Truck Of The Week
Wheeling A Dually? You Bet!
Randy Reyes continues to take his dually where no dually has gone before. Known throughout the diesel world as both the owner of Randy’s Transmissions and for ‘sending it’ at events like ATS’s Gauntlet Challenge, Weekend On The Edge and U.C.C., Randy’s new obsession has taken him and his ’15 Ram off the beaten path. And we don’t mean getting a little mud on the tires. In early November, Randy visited Moab and took on the infamous Pritchett Canyon in his four-door, six-wheeled behemoth—and conquered the axle-eating trail. The Randy’s-built Aisin AS69RC never skipped a beat and the whole spectacle was captured on video. Just like sending a 7,800-pound dually through the quarter-mile in 9.6 seconds, Randy is shaking up the rock-crawling world out West.
A Class 8 Blast From The Past
We’re looking way back for this one. Did you know that Kenworth experimented with gas turbine propulsion of its big-rigs back in the 1950s? One gas turbine, a 175hp version produced by Boeing, weighed just 200 pounds and consumed just 13-percent of the real estate in the engine compartment. However, in the end KW found that not only was the turbine’s power poor and the truck’s acceleration dismal, but regular driving routes took 4 to 5 hours longer to complete. Worse yet, the truck was only able to achieve 1-mpg while doing it. Long story short, diesel propulsion was the only way to go for maximized fuel efficiency, power, and drivability.
PRI Show 2022
The Performance Racing Industry trade show is fast-approaching and it looks like S&S Diesel Motorsport’s booth will be the talk of the diesel world this year. Two world record setting diesels will be parked front and center, the first of which is Mattie Graves’ Duramax-powered, Hollyrock Customs rail. Mattie recently turned in the quickest eighth-mile pass in diesel drag racing history with a 3.96 at 187 mph. The dragster will be on display next to the land speed record-holding Pilgrim & Stubbs ’54 Chevy, which set the C/DT World Land Speed Record of 220.226 mph at the Bonneville Salt Flats.

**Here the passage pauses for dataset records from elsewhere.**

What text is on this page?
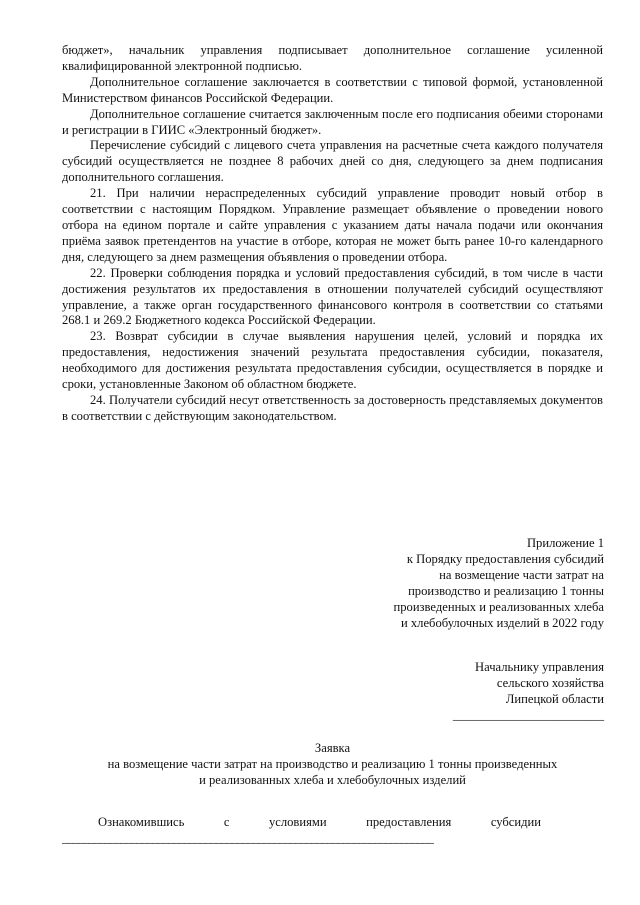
бюджет», начальник управления подписывает дополнительное соглашение усиленной квалифицированной электронной подписью.

Дополнительное соглашение заключается в соответствии с типовой формой, установленной Министерством финансов Российской Федерации.

Дополнительное соглашение считается заключенным после его подписания обеими сторонами и регистрации в ГИИС «Электронный бюджет».

Перечисление субсидий с лицевого счета управления на расчетные счета каждого получателя субсидий осуществляется не позднее 8 рабочих дней со дня, следующего за днем подписания дополнительного соглашения.

21. При наличии нераспределенных субсидий управление проводит новый отбор в соответствии с настоящим Порядком. Управление размещает объявление о проведении нового отбора на едином портале и сайте управления с указанием даты начала подачи или окончания приёма заявок претендентов на участие в отборе, которая не может быть ранее 10-го календарного дня, следующего за днем размещения объявления о проведении отбора.

22. Проверки соблюдения порядка и условий предоставления субсидий, в том числе в части достижения результатов их предоставления в отношении получателей субсидий осуществляют управление, а также орган государственного финансового контроля в соответствии со статьями 268.1 и 269.2 Бюджетного кодекса Российской Федерации.

23. Возврат субсидии в случае выявления нарушения целей, условий и порядка их предоставления, недостижения значений результата предоставления субсидии, показателя, необходимого для достижения результата предоставления субсидии, осуществляется в порядке и сроки, установленные Законом об областном бюджете.

24. Получатели субсидий несут ответственность за достоверность представляемых документов в соответствии с действующим законодательством.

Приложение 1
к Порядку предоставления субсидий
на возмещение части затрат на
производство и реализацию 1 тонны
произведенных и реализованных хлеба
и хлебобулочных изделий в 2022 году
Начальнику управления
сельского хозяйства
Липецкой области
________________________
Заявка
на возмещение части затрат на производство и реализацию 1 тонны произведенных
и реализованных хлеба и хлебобулочных изделий
Ознакомившись	с	условиями	предоставления	субсидии
______________________________________________________________________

Ram’s EcoDiesel: Class-Leading Range & Towing Capacity
The third-generation of the 3.0L EcoDiesel V-6 offered in ’23 model year Ram 1500’s boasts best-in-class range and the best diesel towing capacity in the half-ton segment. Leading all pickup trucks in range thanks to its 33-gallon fuel tank, an EcoDiesel-powered Ram 1500 can travel as many as 1,000 miles between fill-ups. Max conventional towing checks in well ahead of GM’s 3.0L Duramax at 12,560 pounds. For 2023 the EcoDiesel continues to turn out 480 lb-ft of torque at 1,600 rpm and belt out 260 hp at 3,600 rpm. Just make sure you get ‘em while they last…Stellantis is pulling the plug on the EcoDiesel come January.

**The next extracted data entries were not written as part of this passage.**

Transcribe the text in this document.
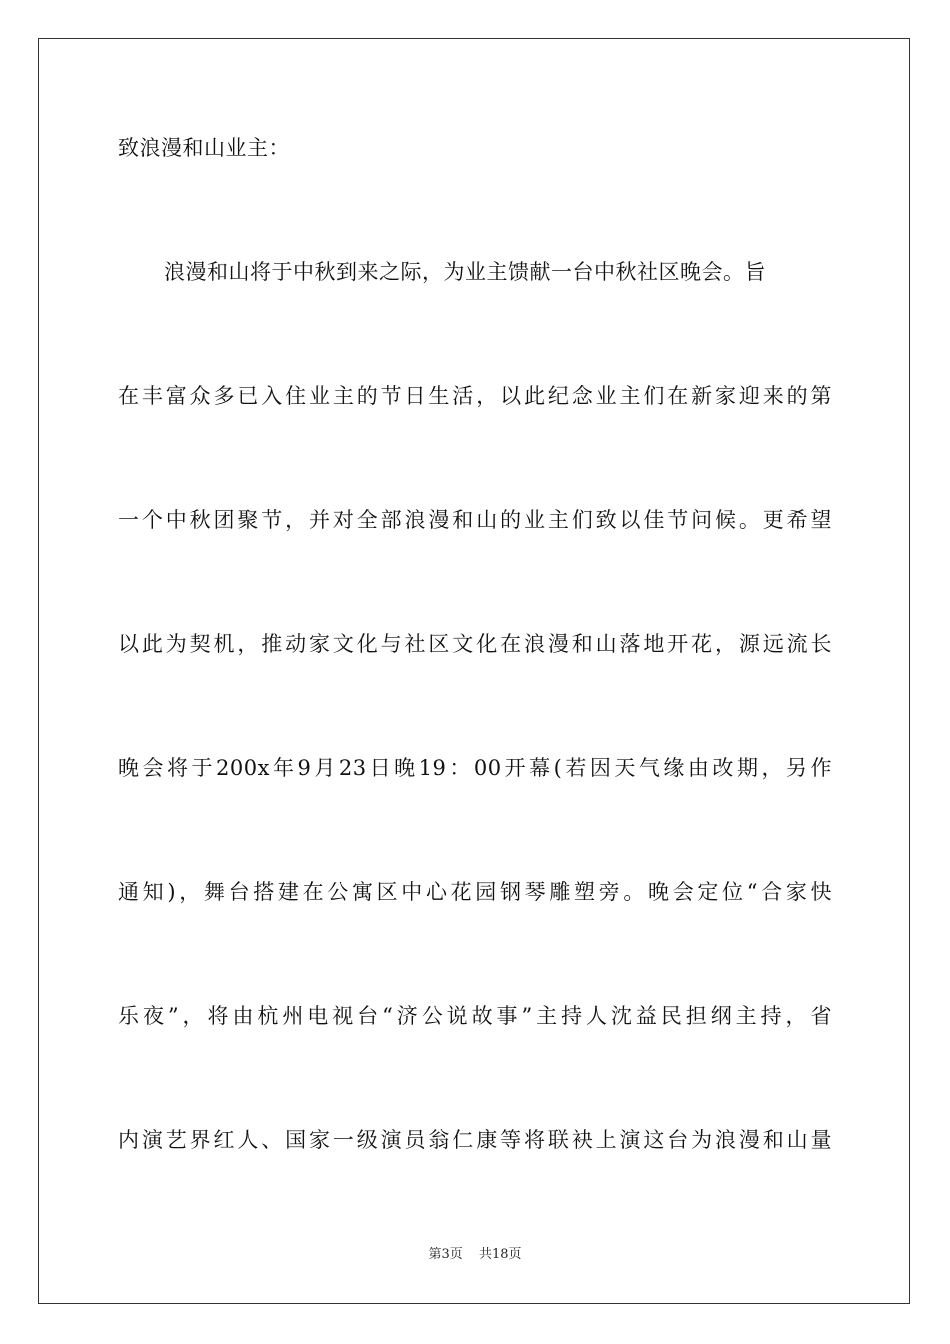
致浪漫和山业主：
浪漫和山将于中秋到来之际，为业主馈献一台中秋社区晚会。旨
在丰富众多已入住业主的节日生活，以此纪念业主们在新家迎来的第
一个中秋团聚节，并对全部浪漫和山的业主们致以佳节问候。更希望
以此为契机，推动家文化与社区文化在浪漫和山落地开花，源远流长
晚会将于200x年9月23日晚19：00开幕(若因天气缘由改期，另作
通知)，舞台搭建在公寓区中心花园钢琴雕塑旁。晚会定位“合家快
乐夜”，将由杭州电视台“济公说故事”主持人沈益民担纲主持，省
内演艺界红人、国家一级演员翁仁康等将联袂上演这台为浪漫和山量
第3页 共18页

More HP And Torque For GM’s 3.0L Duramax
In other half-ton diesel news, GM has treated the 3.0L Duramax I-6 to a 10-percent increase in horsepower (it now makes 305 hp) and torque (up to 495 lb-ft) for the ’23 model year. Known as the unofficial king of mpg in the half-ton segment, the additional giddy-up is a welcomed surprise for prospective Chevrolet Silverado and GMC Sierra 1500 owners. To keep the 3.0L Duramax durable at higher power levels, new steel pistons with revised combustion bowls have been added, along with a revised turbo compressor wheel, new fuel injectors, and enhanced temperature control features. The 3.0L Duramax will continue to be built at GM’s Flint Engine Operations in Michigan.
U.S. EPA Finalizes PM Standards For Aircraft Engines
New particulate matter standards and test procedures have been finalized by the EPA for civil aircraft. The new regulations apply to both all new type designs and in-production civil aircraft engines. The final PM standards also align with the United Nations’ International Civil Aviation Organization (ICAO), which are set to go into effect on January, 2023. Engines that fall under the new emissions standard are subsonic turbofan and turbojet aircraft engines, with rated outputs higher than 26.7 kN (Kilonewton). In-production engines will be subjected to different emission limits than the standards finalized for all new type engine designs that begin production after the first of the year.
California Approves $2.6 Billion For Clean Trucks & Cars
The California Air Resources Board (CARB) has approved a $2.6 billion investment plan aimed at incentives and subsidies to support the state’s push for zero-emission transportation. The monumental investment is the largest clean transportation funding plan to date. Key funding projects include $2.2 billion being set aside for clean trucks, buses, and off-road equipment, $2 billion of which goes toward zero-emission trucks, buses (school and transit), and drayage trucks, $33 million for financing for small truck fleets to transition to cleaner technology, and $135 million for various demonstration and pilot projects. The remaining $381 million is to be invested in clean transportation equity projects: $326 million for vehicle purchase incentives and $55 million for clean mobility investments.